MedScore: Generalizable Factuality Evaluation of Free-Form Medical Answers by Domain-adapted Claim Decomposition and Verification

TL;DR

MedScore introduces a domain-adapted decompose-then-verify factuality evaluation pipeline tailored for medical free-form answers. It defines a MedScore Taxonomy to guide claim decomposition and uses a modular verification stage against internal knowledge, doctor responses, and an external medical corpus via MedRAG. The authors validate on AskDocsAI (medical), PUMA (out-of-domain medical), and CaLMQA (non-medical), showing higher valid-claim coverage and lower invalid-claim rates than baselines, while revealing sensitivity to decomposition prompts and verifier choices. They also demonstrate cross-domain generalizability with minimal prompt changes, arguing for the pipeline's adaptability to other fields. Limitations include partial coverage of completeness, potential verifier bias, and limited publicly available doctor-produced datasets.

Abstract

While Large Language Models (LLMs) can generate fluent and convincing responses, they are not necessarily correct. This is especially apparent in the popular decompose-then-verify factuality evaluation pipeline, where LLMs evaluate generations by decomposing the generations into individual, valid claims. Factuality evaluation is especially important for medical answers, since incorrect medical information could seriously harm the patient. However, existing factuality systems are a poor match for the medical domain, as they are typically only evaluated on objective, entity-centric, formulaic texts such as biographies and historical topics. This differs from condition-dependent, conversational, hypothetical, sentence-structure diverse, and subjective medical answers, which makes decomposition into valid facts challenging. We propose MedScore, a new pipeline to decompose medical answers into condition-aware valid facts and verify against in-domain corpora. Our method extracts up to three times more valid facts than existing methods, reducing hallucination and vague references, and retaining condition-dependency in facts. The resulting factuality score substantially varies by decomposition method, verification corpus, and used backbone LLM, highlighting the importance of customizing each step for reliable factuality evaluation by using our generalizable and modularized pipeline for domain adaptation.

Paper Structure

This paper contains 34 sections, 3 figures, 18 tables.

Figures (3)

  • Figure 1: The decompose-then-verify pipeline for factuality evaluation on AskDocsAI, using MedScore condition-aware decomposition and medical corpus verification. The decomposition step breaks down sentences into one or more "atomic facts". The verification step checks the factuality of each fact given a context. The context shown in the figure consists of medical passages retrieved from an external medical corpus.
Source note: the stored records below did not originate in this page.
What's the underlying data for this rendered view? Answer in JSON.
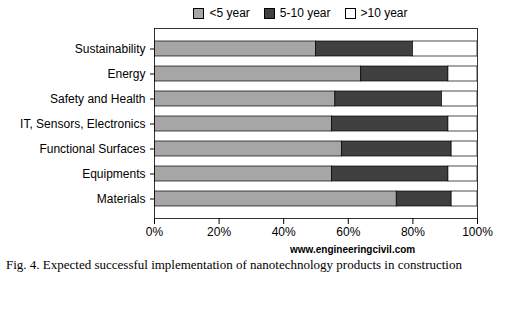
{
  "chart_data": {
    "type": "bar",
    "orientation": "horizontal",
    "stacked": true,
    "caption": "Fig. 4.  Expected successful implementation of nanotechnology products in construction",
    "annotations": [
      "www.engineeringcivil.com"
    ],
    "categories": [
      "Sustainability",
      "Energy",
      "Safety and Health",
      "IT, Sensors, Electronics",
      "Functional Surfaces",
      "Equipments",
      "Materials"
    ],
    "series": [
      {
        "name": "<5 year",
        "color": "#a6a6a6",
        "values": [
          50,
          64,
          56,
          55,
          58,
          55,
          75
        ]
      },
      {
        "name": "5-10 year",
        "color": "#404040",
        "values": [
          30,
          27,
          33,
          36,
          34,
          36,
          17
        ]
      },
      {
        "name": ">10 year",
        "color": "#ffffff",
        "values": [
          20,
          9,
          11,
          9,
          8,
          9,
          8
        ]
      }
    ],
    "xlim": [
      0,
      100
    ],
    "xticks": [
      {
        "value": 0,
        "label": "0%"
      },
      {
        "value": 20,
        "label": "20%"
      },
      {
        "value": 40,
        "label": "40%"
      },
      {
        "value": 60,
        "label": "60%"
      },
      {
        "value": 80,
        "label": "80%"
      },
      {
        "value": 100,
        "label": "100%"
      }
    ],
    "grid": false,
    "legend": "top"
  }
}
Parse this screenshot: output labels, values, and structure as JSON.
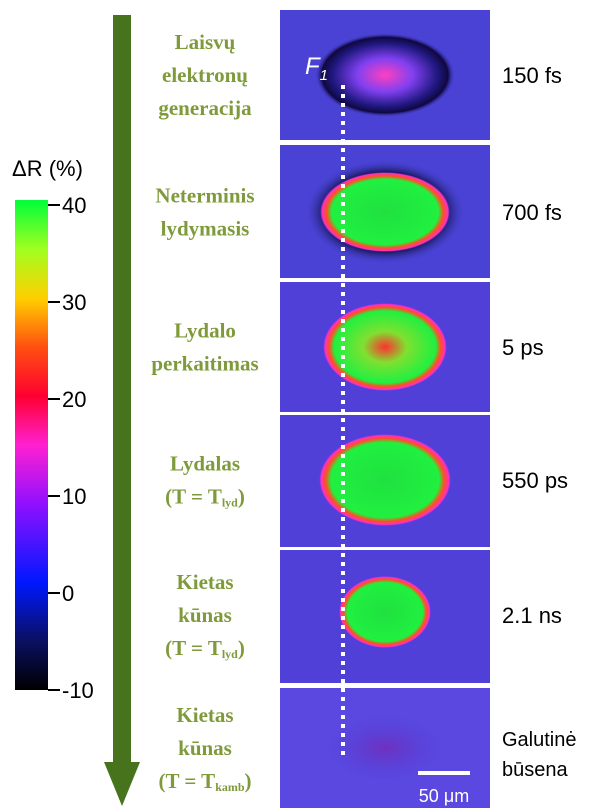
{
  "colorbar": {
    "title": "ΔR (%)",
    "range": [
      -10,
      40
    ],
    "ticks": [
      40,
      30,
      20,
      10,
      0,
      -10
    ]
  },
  "pointer": {
    "text": "F",
    "sub": "1"
  },
  "scale_bar": "50 μm",
  "stages": [
    {
      "lines": [
        {
          "text": "Laisvų"
        },
        {
          "text": "elektronų"
        },
        {
          "text": "generacija"
        }
      ],
      "time": [
        "150 fs"
      ]
    },
    {
      "lines": [
        {
          "text": "Neterminis"
        },
        {
          "text": "lydymasis"
        }
      ],
      "time": [
        "700 fs"
      ]
    },
    {
      "lines": [
        {
          "text": "Lydalo"
        },
        {
          "text": "perkaitimas"
        }
      ],
      "time": [
        "5 ps"
      ]
    },
    {
      "lines": [
        {
          "text": "Lydalas"
        },
        {
          "text": "(T = T",
          "sub": "lyd",
          "tail": ")"
        }
      ],
      "time": [
        "550 ps"
      ]
    },
    {
      "lines": [
        {
          "text": "Kietas"
        },
        {
          "text": "kūnas"
        },
        {
          "text": "(T = T",
          "sub": "lyd",
          "tail": ")"
        }
      ],
      "time": [
        "2.1 ns"
      ]
    },
    {
      "lines": [
        {
          "text": "Kietas"
        },
        {
          "text": "kūnas"
        },
        {
          "text": "(T = T",
          "sub": "kamb",
          "tail": ")"
        }
      ],
      "time": [
        "Galutinė",
        "būsena"
      ]
    }
  ]
}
The full AskDocsAI data example used here is in \ref{['tab:AskDocsAI_example']}.
  • Figure 2: Number of extracted claims per chatbot response (left) and sentence (right) from FActScore, MedScore, and VeriScore decomposition methods for AskDocsAI.
  • Figure 3: Number of extracted claims per answer (left) and sentence (right) from FActScore, MedScore, and VeriScoreQA decomposition methods for PUMA.